I am trying to recover the movement of a camera by using the fundamental matrix, and the algorithm as given on Wikipedia. For this I need to find the fundamental matrix. I am using OpenCV::findFundamentalMat for this.

Two unexpected behaviours:

1. Using different fitting algorithms produces different results, especially FM_8POINT is different.
2. Given a set of point pairs (y, x), yFx = 0 is not fulfilled and is always larger than 0.

Have I not understood something here? Is my example false, or what is going on? Can anyone suggest a better test example?

Below is a minimal example. Create 12 artificial points, shift each of those points 10 pixel to the right, find the fundamental matrix from these two sets of points and print yFx for each point.

Example:

int main(int argc, const char* argv[])
{
   // Create two sets of points. Points in pts2 are moved 10pixel to the right of the points in pts1.
   std::vector<cv::Point2f> pts1, pts2;
   for(double y = 0; y < 460; y+=150)
   {
           for(double x= 0; x < 320; x += 150)
           {
                   pts1.push_back(cv::Point2f(x, y));
                   pts2.push_back(cv::Point2f(x+10.0, y));
           }
   }

   cv::Mat F = cv::findFundamentalMat(pts1, pts2);

   for(int i = 0; i < pts1.size(); i++)
   {
           // Creating p1, p2, the two points. Please let me know if this can be done in fewer lines.
           cv::Mat p1(3,1, CV_64FC1), p2(3,1, CV_64FC1);

           p1.at<double>(0) = pts1.at(i).x;
           p1.at<double>(1) = pts1.at(i).y;
           p1.at<double>(2) = 1.0;

           p2.at<double>(0) = pts2.at(i).x;
           p2.at<double>(1) = pts2.at(i).y;
           p2.at<double>(2) = 1.0;

           // Print yFx for each pair of points. This should be 0 for all.
           cout << p1.t() * F * p2 << endl;
   }
}

For FM_RANSAC I get

[1.999], [2], [2], [1.599], [1.599], [1.599], [1.198], [1.198], [1.198], [0.798], [0.798], [0.798]

For FM_8POINT the fundamental matrix is zeros(3,3) and thus yFx is 0 for all y, x.

I only found: T and R estimation from essential matrix but that didn't help much.

Edit: yFx is the wrong way round (p1/p2 switched in the cout-line). This is example is also not working because all points lie on a plane.

I believe that the fundamental matrix solves the equation p2.t() * F * p1 = 0, i.e. you have p1 and p2 reversed in your code. As to why the 8-point algorithm is returning the zero matrix, I have no idea, sorry.

Edit: Okay, I believe I recall why the 8-point algorithm is producing a bad result here.
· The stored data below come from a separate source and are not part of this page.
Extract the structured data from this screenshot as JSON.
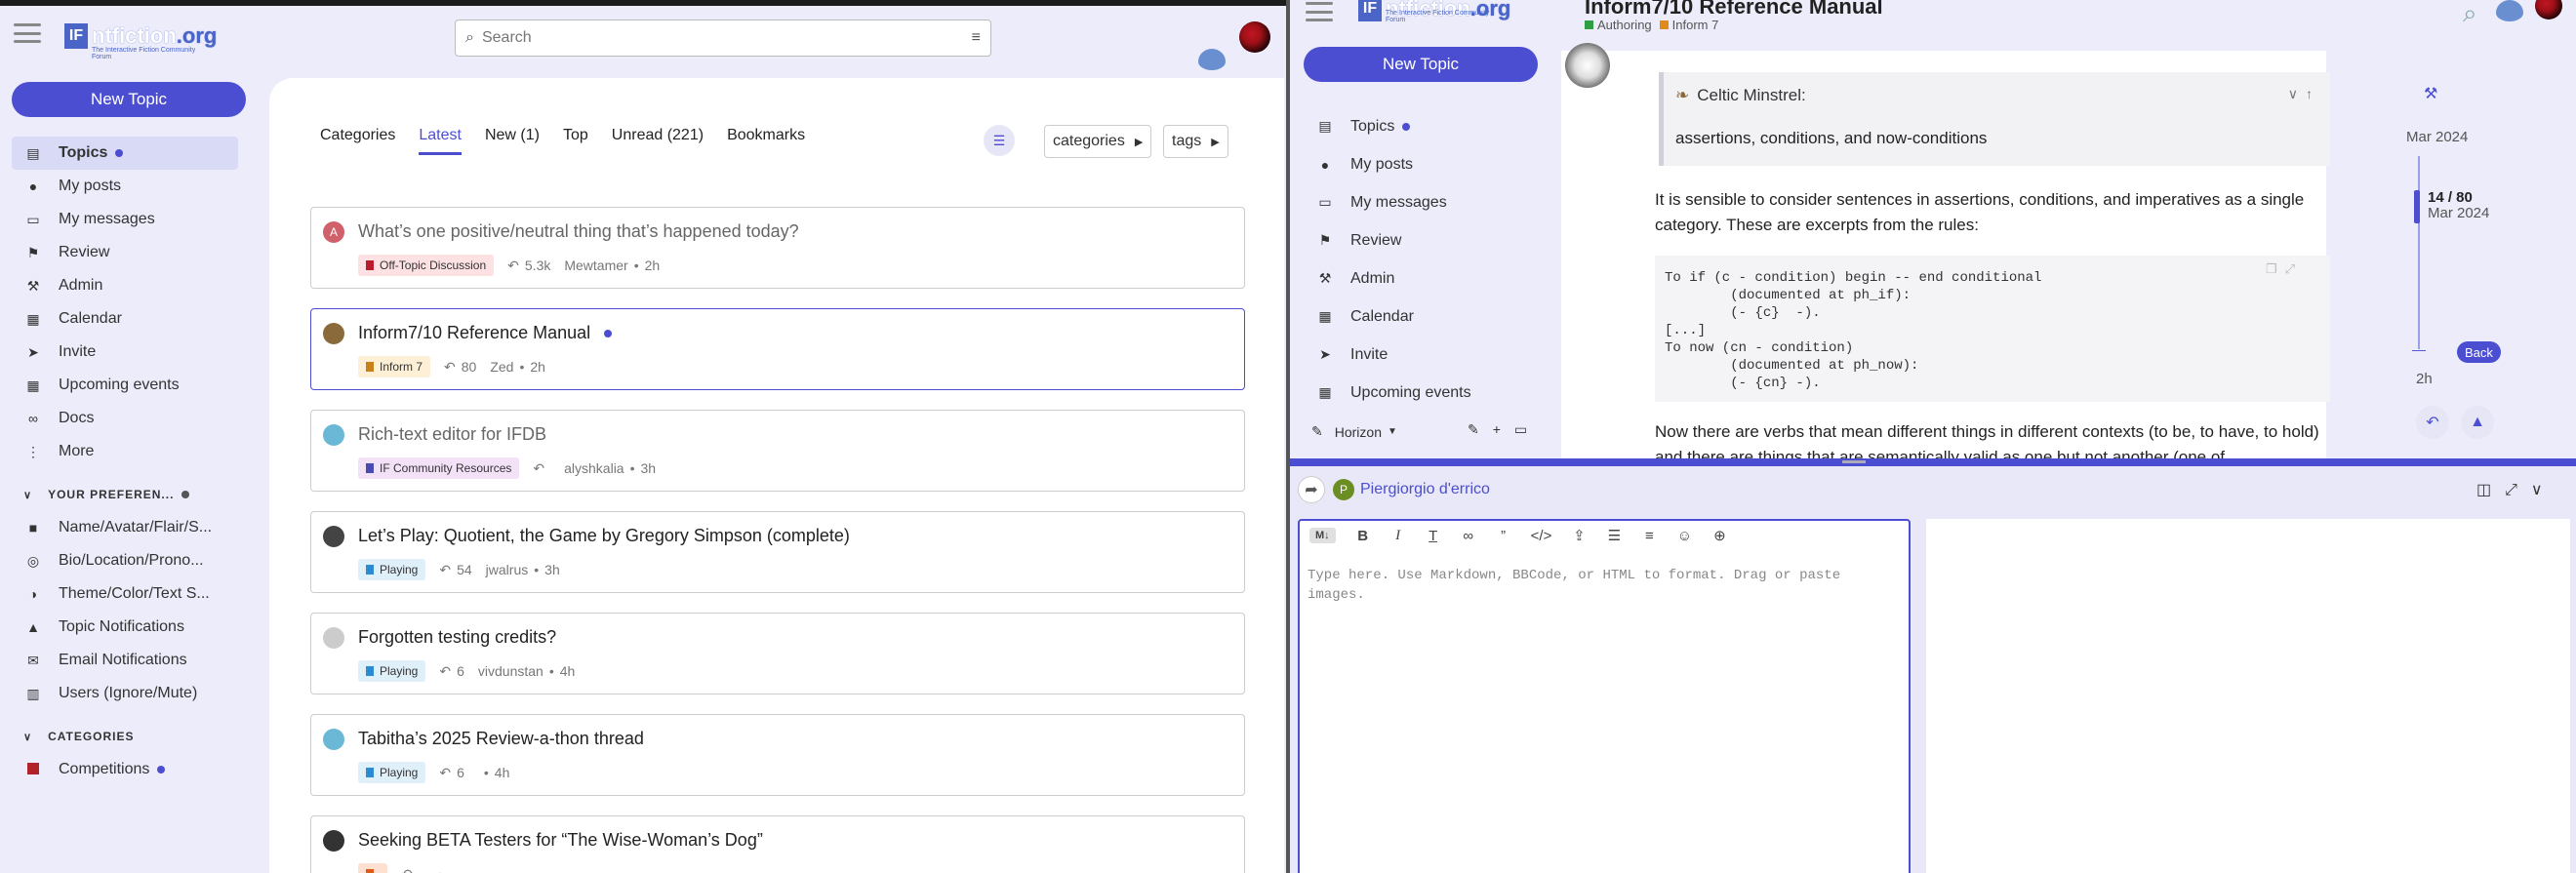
{
  "left": {
    "logo": {
      "mark": "IF",
      "name_a": "ntfiction",
      "name_b": ".org",
      "subtitle": "The Interactive Fiction Community Forum"
    },
    "search": {
      "placeholder": "Search"
    },
    "new_topic": "New Topic",
    "sidebar": {
      "items": [
        {
          "label": "Topics",
          "icon": "layers-icon",
          "active": true,
          "dot": true
        },
        {
          "label": "My posts",
          "icon": "user-icon"
        },
        {
          "label": "My messages",
          "icon": "inbox-icon"
        },
        {
          "label": "Review",
          "icon": "flag-icon"
        },
        {
          "label": "Admin",
          "icon": "wrench-icon"
        },
        {
          "label": "Calendar",
          "icon": "calendar-icon"
        },
        {
          "label": "Invite",
          "icon": "paper-plane-icon"
        },
        {
          "label": "Upcoming events",
          "icon": "calendar-icon"
        },
        {
          "label": "Docs",
          "icon": "link-icon"
        },
        {
          "label": "More",
          "icon": "dots-icon"
        }
      ],
      "pref_header": "YOUR PREFEREN...",
      "prefs": [
        {
          "label": "Name/Avatar/Flair/S...",
          "icon": "id-card-icon"
        },
        {
          "label": "Bio/Location/Prono...",
          "icon": "globe-icon"
        },
        {
          "label": "Theme/Color/Text S...",
          "icon": "palette-icon"
        },
        {
          "label": "Topic Notifications",
          "icon": "bell-icon"
        },
        {
          "label": "Email Notifications",
          "icon": "envelope-icon"
        },
        {
          "label": "Users (Ignore/Mute)",
          "icon": "user-slash-icon"
        }
      ],
      "cat_header": "CATEGORIES",
      "cats": [
        {
          "label": "Competitions",
          "color": "#b0212a",
          "dot": true
        }
      ]
    },
    "tabs": [
      "Categories",
      "Latest",
      "New (1)",
      "Top",
      "Unread (221)",
      "Bookmarks"
    ],
    "active_tab": "Latest",
    "filters": {
      "categories": "categories",
      "tags": "tags"
    },
    "topics": [
      {
        "title": "What’s one positive/neutral thing that’s happened today?",
        "avatar": "A",
        "avatar_color": "#d0606a",
        "category": "Off-Topic Discussion",
        "cat_color": "#b81c2d",
        "cat_bg": "#fde1e3",
        "replies": "5.3k",
        "user": "Mewtamer",
        "age": "2h",
        "read": true
      },
      {
        "title": "Inform7/10 Reference Manual",
        "avatar": "",
        "avatar_color": "#8a6a3a",
        "category": "Inform 7",
        "cat_color": "#c8801a",
        "cat_bg": "#fdf0d6",
        "replies": "80",
        "user": "Zed",
        "age": "2h",
        "selected": true,
        "unread_dot": true
      },
      {
        "title": "Rich-text editor for IFDB",
        "avatar": "",
        "avatar_color": "#6bb7d6",
        "category": "IF Community Resources",
        "cat_color": "#4a4ab0",
        "cat_bg": "#f3e2f7",
        "replies": "",
        "user": "alyshkalia",
        "age": "3h",
        "read": true
      },
      {
        "title": "Let’s Play: Quotient, the Game by Gregory Simpson (complete)",
        "avatar": "",
        "avatar_color": "#444444",
        "category": "Playing",
        "cat_color": "#2c8ad0",
        "cat_bg": "#dff0fb",
        "replies": "54",
        "user": "jwalrus",
        "age": "3h"
      },
      {
        "title": "Forgotten testing credits?",
        "avatar": "",
        "avatar_color": "#cccccc",
        "category": "Playing",
        "cat_color": "#2c8ad0",
        "cat_bg": "#dff0fb",
        "replies": "6",
        "user": "vivdunstan",
        "age": "4h"
      },
      {
        "title": "Tabitha’s 2025 Review-a-thon thread",
        "avatar": "",
        "avatar_color": "#6bb7d6",
        "category": "Playing",
        "cat_color": "#2c8ad0",
        "cat_bg": "#dff0fb",
        "replies": "6",
        "user": "",
        "age": "4h"
      },
      {
        "title": "Seeking BETA Testers for “The Wise-Woman’s Dog”",
        "avatar": "",
        "avatar_color": "#333333",
        "category": "",
        "cat_color": "#e05a1a",
        "cat_bg": "#fde0d0",
        "replies": "",
        "user": "",
        "age": ""
      }
    ]
  },
  "right": {
    "logo": {
      "mark": "IF",
      "name_a": "ntfiction",
      "name_b": ".org",
      "subtitle": "The Interactive Fiction Community Forum"
    },
    "topic_title": "Inform7/10 Reference Manual",
    "crumbs": [
      {
        "label": "Authoring",
        "color": "#2ea043"
      },
      {
        "label": "Inform 7",
        "color": "#e08a1a"
      }
    ],
    "new_topic": "New Topic",
    "sidebar": [
      {
        "label": "Topics",
        "icon": "layers-icon",
        "dot": true
      },
      {
        "label": "My posts",
        "icon": "user-icon"
      },
      {
        "label": "My messages",
        "icon": "inbox-icon"
      },
      {
        "label": "Review",
        "icon": "flag-icon"
      },
      {
        "label": "Admin",
        "icon": "wrench-icon"
      },
      {
        "label": "Calendar",
        "icon": "calendar-icon"
      },
      {
        "label": "Invite",
        "icon": "paper-plane-icon"
      },
      {
        "label": "Upcoming events",
        "icon": "calendar-icon"
      }
    ],
    "theme": "Horizon",
    "quote_author": "Celtic Minstrel:",
    "quote_text": "assertions, conditions, and now-conditions",
    "para1": "It is sensible to consider sentences in assertions, conditions, and imperatives as a single category. These are excerpts from the rules:",
    "code": "To if (c - condition) begin -- end conditional\n        (documented at ph_if):\n        (- {c}  -).\n[...]\nTo now (cn - condition)\n        (documented at ph_now):\n        (- {cn} -).",
    "para2": "Now there are verbs that mean different things in different contexts (to be, to have, to hold) and there are things that are semantically valid as one but not another (one of",
    "timeline": {
      "start": "Mar 2024",
      "progress": "14 / 80",
      "progress_date": "Mar 2024",
      "end": "2h",
      "back": "Back",
      "fraction": 0.175
    },
    "composer": {
      "reply_to": "Piergiorgio d'errico",
      "avatar_letter": "P",
      "avatar_color": "#6b8e23",
      "placeholder": "Type here. Use Markdown, BBCode, or HTML to format. Drag or paste images."
    }
  }
}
Your motion between the two set of points is pure translation without rotation, i.e. it only has three degrees of freedom. The fundamental matrix has 7 degrees of freedom, so it is impossible to estimate; this is called a degenerate case. See this paper for a further description of degenerate cases in fundamental/essential matrix estimation.

It might also be the case that there is no rigid transformation between the two viewpoints you get by artificially moving pixel coordinates, thus there is no fundamental matrix satisfying the requirements. A better test case might be to use a function such as cv::warpPerspective with a known warp matrix.

1) Using different fitting algorithms produces different results, especially FM_8POINT is different.

Different methods do not give the same result, it's true :

• for instance RANSAC (RANdom SAmple Consensus) is the default method in findFundamentalMat(), it estimates the parameters of the transform with a set of points which contains some random points that are prior outliers, it produces a correct result with a certain probability.
• while FM_8POINT is designed to find the parameters with 8points and using a system with linearly independent equations..

2) Given a set of point pairs (y, x), yFx =0 is not fulfilled and is always larger than 0.

It means that the fundamentalMatrix you found is not correct (with a bad estimation), it is due to the pure translation that you gave as an input, which in real, is not possible (it's the degenerate case of 2 images with a viewpoint located at the infinity...(see epipolar geometry)

I hope it helped you... Julien,